“Imagine you could collect pictures of anything you love — flowers, shoes, cars, or in my case, birds. You stumble upon a website bursting with hundreds of those images, and naturally, you’d want to save them all to your device, right?*
But let’s be honest; who has the time to click ‘Save As’ hundreds of times? And what if you could gather more than just pictures? For instance, in my case, information about the species of birds or, in another case, the models of the cars.
This is where web scraping comes into play! In this article, I’ll take you through my 10-step adventure of scraping beautiful bird images from the African Bird Club’s website using BeautifulSoup — without eating a single bird along the way!”
Table of Contents:
What is Web Scraping
Web Scraping with BeautifulSoup: 10 Easy Steps
Step 1: Installing the required libraries
Step 2: Setting up the links to the website
Step 3: Making your requests look “Real”
Step 4: Finding the Gold: Where is the Data Hiding?
Step 5: Accessing and Preparing the Webpage for Scraping
Step 6: Locating the Data
Step 7: Extracting the Data
Step 8: Downloading the Data
Step 9: Storing the Data in a Useful Format
Step 10: Viewing the Stored Data
Conclusion
1. What is Web Scraping
Web scraping is the process of automating the collection of information — images, text, or any other data — from websites using programming languages like Python or JavaScript.
With libraries in Python like BeautifulSoup, and Selenium for more dynamic pages, collecting information from websites can be automated.
Why BeautifulSoup? Think of it as an “internet librarian” that helps you locate what you’re looking for and organizes it in a neat, accessible way.
It can quickly isolate specific tags — like image URLs or text content — allowing you to gather precise pieces of information effortlessly from websites, helping you turn unstructured web data into well-organized information.

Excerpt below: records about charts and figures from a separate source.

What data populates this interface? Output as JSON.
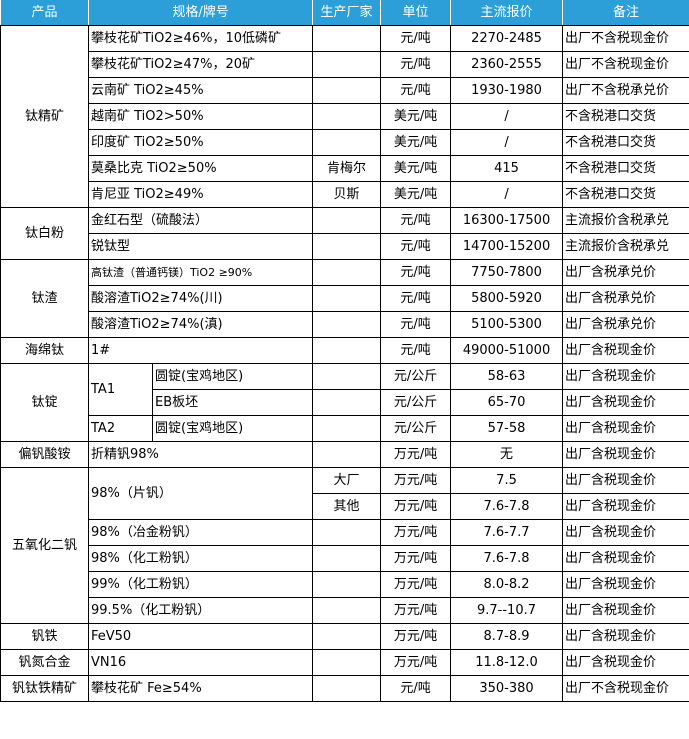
{
  "header": [
    "产品",
    "规格/牌号",
    "生产厂家",
    "单位",
    "主流报价",
    "备注"
  ],
  "rows": [
    [
      {
        "t": "钛精矿",
        "rs": 7
      },
      {
        "t": "攀枝花矿TiO2≥46%，10低磷矿",
        "cs": 2,
        "l": 1
      },
      {
        "t": ""
      },
      {
        "t": "元/吨"
      },
      {
        "t": "2270-2485"
      },
      {
        "t": "出厂不含税现金价",
        "l": 1
      }
    ],
    [
      {
        "t": "攀枝花矿TiO2≥47%，20矿",
        "cs": 2,
        "l": 1
      },
      {
        "t": ""
      },
      {
        "t": "元/吨"
      },
      {
        "t": "2360-2555"
      },
      {
        "t": "出厂不含税现金价",
        "l": 1
      }
    ],
    [
      {
        "t": "云南矿 TiO2≥45%",
        "cs": 2,
        "l": 1
      },
      {
        "t": ""
      },
      {
        "t": "元/吨"
      },
      {
        "t": "1930-1980"
      },
      {
        "t": "出厂不含税承兑价",
        "l": 1
      }
    ],
    [
      {
        "t": "越南矿 TiO2>50%",
        "cs": 2,
        "l": 1
      },
      {
        "t": ""
      },
      {
        "t": "美元/吨"
      },
      {
        "t": "/"
      },
      {
        "t": "不含税港口交货",
        "l": 1
      }
    ],
    [
      {
        "t": "印度矿 TiO2≥50%",
        "cs": 2,
        "l": 1
      },
      {
        "t": ""
      },
      {
        "t": "美元/吨"
      },
      {
        "t": "/"
      },
      {
        "t": "不含税港口交货",
        "l": 1
      }
    ],
    [
      {
        "t": "莫桑比克 TiO2≥50%",
        "cs": 2,
        "l": 1
      },
      {
        "t": "肯梅尔"
      },
      {
        "t": "美元/吨"
      },
      {
        "t": "415"
      },
      {
        "t": "不含税港口交货",
        "l": 1
      }
    ],
    [
      {
        "t": "肯尼亚 TiO2≥49%",
        "cs": 2,
        "l": 1
      },
      {
        "t": "贝斯"
      },
      {
        "t": "美元/吨"
      },
      {
        "t": "/"
      },
      {
        "t": "不含税港口交货",
        "l": 1
      }
    ],
    [
      {
        "t": "钛白粉",
        "rs": 2
      },
      {
        "t": "金红石型（硫酸法）",
        "cs": 2,
        "l": 1
      },
      {
        "t": ""
      },
      {
        "t": "元/吨"
      },
      {
        "t": "16300-17500"
      },
      {
        "t": "主流报价含税承兑",
        "l": 1
      }
    ],
    [
      {
        "t": "锐钛型",
        "cs": 2,
        "l": 1
      },
      {
        "t": ""
      },
      {
        "t": "元/吨"
      },
      {
        "t": "14700-15200"
      },
      {
        "t": "主流报价含税承兑",
        "l": 1
      }
    ],
    [
      {
        "t": "钛渣",
        "rs": 3
      },
      {
        "t": "高钛渣（普通钙镁）TiO2 ≥90%",
        "cs": 2,
        "l": 1,
        "s": 1
      },
      {
        "t": ""
      },
      {
        "t": "元/吨"
      },
      {
        "t": "7750-7800"
      },
      {
        "t": "出厂含税承兑价",
        "l": 1
      }
    ],
    [
      {
        "t": "酸溶渣TiO2≥74%(川)",
        "cs": 2,
        "l": 1
      },
      {
        "t": ""
      },
      {
        "t": "元/吨"
      },
      {
        "t": "5800-5920"
      },
      {
        "t": "出厂含税承兑价",
        "l": 1
      }
    ],
    [
      {
        "t": "酸溶渣TiO2≥74%(滇)",
        "cs": 2,
        "l": 1
      },
      {
        "t": ""
      },
      {
        "t": "元/吨"
      },
      {
        "t": "5100-5300"
      },
      {
        "t": "出厂含税承兑价",
        "l": 1
      }
    ],
    [
      {
        "t": "海绵钛"
      },
      {
        "t": "1#",
        "cs": 2,
        "l": 1
      },
      {
        "t": ""
      },
      {
        "t": "元/吨"
      },
      {
        "t": "49000-51000"
      },
      {
        "t": "出厂含税现金价",
        "l": 1
      }
    ],
    [
      {
        "t": "钛锭",
        "rs": 3
      },
      {
        "t": "TA1",
        "rs": 2,
        "l": 1
      },
      {
        "t": "圆锭(宝鸡地区)",
        "l": 1
      },
      {
        "t": ""
      },
      {
        "t": "元/公斤"
      },
      {
        "t": "58-63"
      },
      {
        "t": "出厂含税现金价",
        "l": 1
      }
    ],
    [
      {
        "t": "EB板坯",
        "l": 1
      },
      {
        "t": ""
      },
      {
        "t": "元/公斤"
      },
      {
        "t": "65-70"
      },
      {
        "t": "出厂含税现金价",
        "l": 1
      }
    ],
    [
      {
        "t": "TA2",
        "l": 1
      },
      {
        "t": "圆锭(宝鸡地区)",
        "l": 1
      },
      {
        "t": ""
      },
      {
        "t": "元/公斤"
      },
      {
        "t": "57-58"
      },
      {
        "t": "出厂含税现金价",
        "l": 1
      }
    ],
    [
      {
        "t": "偏钒酸铵"
      },
      {
        "t": "折精钒98%",
        "cs": 2,
        "l": 1
      },
      {
        "t": ""
      },
      {
        "t": "万元/吨"
      },
      {
        "t": "无"
      },
      {
        "t": "出厂含税现金价",
        "l": 1
      }
    ],
    [
      {
        "t": "五氧化二钒",
        "rs": 6
      },
      {
        "t": "98%（片钒）",
        "cs": 2,
        "rs": 2,
        "l": 1
      },
      {
        "t": "大厂"
      },
      {
        "t": "万元/吨"
      },
      {
        "t": "7.5"
      },
      {
        "t": "出厂含税现金价",
        "l": 1
      }
    ],
    [
      {
        "t": "其他"
      },
      {
        "t": "万元/吨"
      },
      {
        "t": "7.6-7.8"
      },
      {
        "t": "出厂含税现金价",
        "l": 1
      }
    ],
    [
      {
        "t": "98%（冶金粉钒）",
        "cs": 2,
        "l": 1
      },
      {
        "t": ""
      },
      {
        "t": "万元/吨"
      },
      {
        "t": "7.6-7.7"
      },
      {
        "t": "出厂含税现金价",
        "l": 1
      }
    ],
    [
      {
        "t": "98%（化工粉钒）",
        "cs": 2,
        "l": 1
      },
      {
        "t": ""
      },
      {
        "t": "万元/吨"
      },
      {
        "t": "7.6-7.8"
      },
      {
        "t": "出厂含税现金价",
        "l": 1
      }
    ],
    [
      {
        "t": "99%（化工粉钒）",
        "cs": 2,
        "l": 1
      },
      {
        "t": ""
      },
      {
        "t": "万元/吨"
      },
      {
        "t": "8.0-8.2"
      },
      {
        "t": "出厂含税现金价",
        "l": 1
      }
    ],
    [
      {
        "t": "99.5%（化工粉钒）",
        "cs": 2,
        "l": 1
      },
      {
        "t": ""
      },
      {
        "t": "万元/吨"
      },
      {
        "t": "9.7--10.7"
      },
      {
        "t": "出厂含税现金价",
        "l": 1
      }
    ],
    [
      {
        "t": "钒铁"
      },
      {
        "t": "FeV50",
        "cs": 2,
        "l": 1
      },
      {
        "t": ""
      },
      {
        "t": "万元/吨"
      },
      {
        "t": "8.7-8.9"
      },
      {
        "t": "出厂含税现金价",
        "l": 1
      }
    ],
    [
      {
        "t": "钒氮合金"
      },
      {
        "t": "VN16",
        "cs": 2,
        "l": 1
      },
      {
        "t": ""
      },
      {
        "t": "万元/吨"
      },
      {
        "t": "11.8-12.0"
      },
      {
        "t": "出厂含税现金价",
        "l": 1
      }
    ],
    [
      {
        "t": "钒钛铁精矿"
      },
      {
        "t": "攀枝花矿 Fe≥54%",
        "cs": 2,
        "l": 1
      },
      {
        "t": ""
      },
      {
        "t": "元/吨"
      },
      {
        "t": "350-380"
      },
      {
        "t": "出厂不含税现金价",
        "l": 1
      }
    ]
  ],
  "colors": {
    "header_bg": "#2d9fd8",
    "header_text": "#ffffff"
  }
}
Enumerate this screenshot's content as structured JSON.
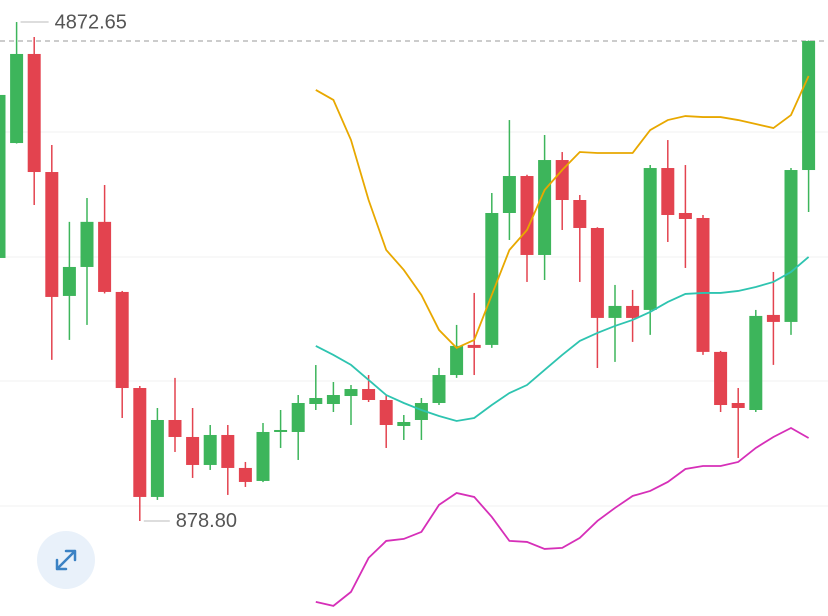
{
  "chart_data": {
    "type": "candlestick",
    "categories": [
      null,
      null,
      null,
      null,
      null,
      null,
      null,
      null,
      null,
      null,
      null,
      null,
      null,
      null,
      null,
      null,
      null,
      null,
      null,
      null,
      null,
      null,
      null,
      null,
      null,
      null,
      null,
      null,
      null,
      null,
      null,
      null,
      null,
      null,
      null,
      null,
      null,
      null,
      null,
      null,
      null,
      null,
      null,
      null,
      null,
      null,
      null
    ],
    "open": [
      2984,
      3904,
      4617,
      3672,
      2680,
      2912,
      3273,
      2712,
      1943,
      1071,
      1687,
      1551,
      1327,
      1567,
      1303,
      1199,
      1591,
      1591,
      1815,
      1815,
      1879,
      1935,
      1847,
      1639,
      1687,
      1823,
      2047,
      2288,
      2288,
      3344,
      3640,
      3008,
      3768,
      3448,
      3224,
      2504,
      2600,
      2568,
      3704,
      3344,
      3304,
      2232,
      1823,
      1767,
      2528,
      2472,
      3688
    ],
    "close": [
      4289,
      4617,
      3672,
      2672,
      2912,
      3273,
      2712,
      1943,
      1071,
      1687,
      1551,
      1327,
      1567,
      1303,
      1191,
      1591,
      1607,
      1823,
      1863,
      1887,
      1935,
      1847,
      1647,
      1671,
      1823,
      2047,
      2280,
      2264,
      3344,
      3640,
      3008,
      3768,
      3448,
      3224,
      2504,
      2600,
      2504,
      3704,
      3328,
      3296,
      2232,
      1807,
      1783,
      2520,
      2472,
      3688,
      4721
    ],
    "high": [
      4729,
      4872.65,
      4753,
      3888,
      3273,
      3464,
      3568,
      2720,
      1959,
      1783,
      2024,
      1783,
      1647,
      1647,
      1351,
      1663,
      1767,
      1887,
      2127,
      1991,
      1967,
      2047,
      1887,
      1727,
      1863,
      2104,
      2448,
      2704,
      3504,
      4088,
      3650,
      3968,
      3832,
      3488,
      3230,
      2768,
      2728,
      3728,
      3928,
      3728,
      3328,
      2240,
      1943,
      2568,
      2872,
      3704,
      4725
    ],
    "low": [
      2968,
      3900,
      3408,
      2168,
      2328,
      2448,
      2700,
      1703,
      878.8,
      1047,
      1431,
      1223,
      1287,
      1087,
      1151,
      1190,
      1463,
      1367,
      1767,
      1751,
      1647,
      1831,
      1463,
      1527,
      1527,
      1807,
      2024,
      2047,
      2264,
      3128,
      2792,
      2808,
      3208,
      2792,
      2103,
      2152,
      2312,
      2368,
      3112,
      2904,
      2208,
      1751,
      1383,
      1751,
      2128,
      2368,
      3352
    ],
    "up_color": "#3db55b",
    "down_color": "#e3434f",
    "series": [
      {
        "color": "#e8a800",
        "values": [
          null,
          null,
          null,
          null,
          null,
          null,
          null,
          null,
          null,
          null,
          null,
          null,
          null,
          null,
          null,
          null,
          null,
          null,
          4329,
          4249,
          3928,
          3448,
          3048,
          2888,
          2688,
          2408,
          2264,
          2328,
          2688,
          3048,
          3208,
          3528,
          3688,
          3832,
          3824,
          3824,
          3824,
          4008,
          4088,
          4120,
          4112,
          4112,
          4088,
          4056,
          4024,
          4128,
          4441
        ]
      },
      {
        "color": "#2ec4b0",
        "values": [
          null,
          null,
          null,
          null,
          null,
          null,
          null,
          null,
          null,
          null,
          null,
          null,
          null,
          null,
          null,
          null,
          null,
          null,
          2280,
          2208,
          2128,
          2008,
          1887,
          1823,
          1767,
          1719,
          1679,
          1703,
          1807,
          1903,
          1967,
          2088,
          2208,
          2320,
          2384,
          2440,
          2488,
          2552,
          2632,
          2696,
          2704,
          2704,
          2720,
          2752,
          2792,
          2872,
          2992
        ]
      },
      {
        "color": "#d62fb8",
        "values": [
          null,
          null,
          null,
          null,
          null,
          null,
          null,
          null,
          null,
          null,
          null,
          null,
          null,
          null,
          null,
          null,
          null,
          null,
          231,
          199,
          311,
          583,
          719,
          735,
          791,
          1007,
          1103,
          1071,
          911,
          719,
          711,
          655,
          663,
          743,
          879,
          983,
          1079,
          1119,
          1191,
          1295,
          1319,
          1319,
          1351,
          1463,
          1551,
          1623,
          1543
        ]
      }
    ],
    "ylim": [
      118,
      5049
    ],
    "high_label": 4872.65,
    "low_label": {
      "value": 878.8,
      "label": "878.80"
    },
    "last_price_line": true
  }
}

Why Bother Scraping Bird Data? (Or Any Data, Really)
But why scrape data, especially images of birds, in the first place? For my project, collecting images of bird species in Kenya supports my broader goal: developing a pest control system to mitigate the impact of avian pests on agriculture.
Beyond my project, there are many reasons why web scraping can be valuable. You might want to:
Create a Personal Collection: Whether it’s images of wildlife, rare cars, or architecture, web scraping lets you efficiently gather large collections without the hassle of manual downloading.
Optimizing Business Performance: Collecting data on e-commerce sites, such as price trends, availability, and customer reviews, can help businesses and consumers make more informed decisions.
Build Training Data for Machine Learning: For data science projects, web scraping is essential for creating datasets for image recognition, text analysis, or other applications.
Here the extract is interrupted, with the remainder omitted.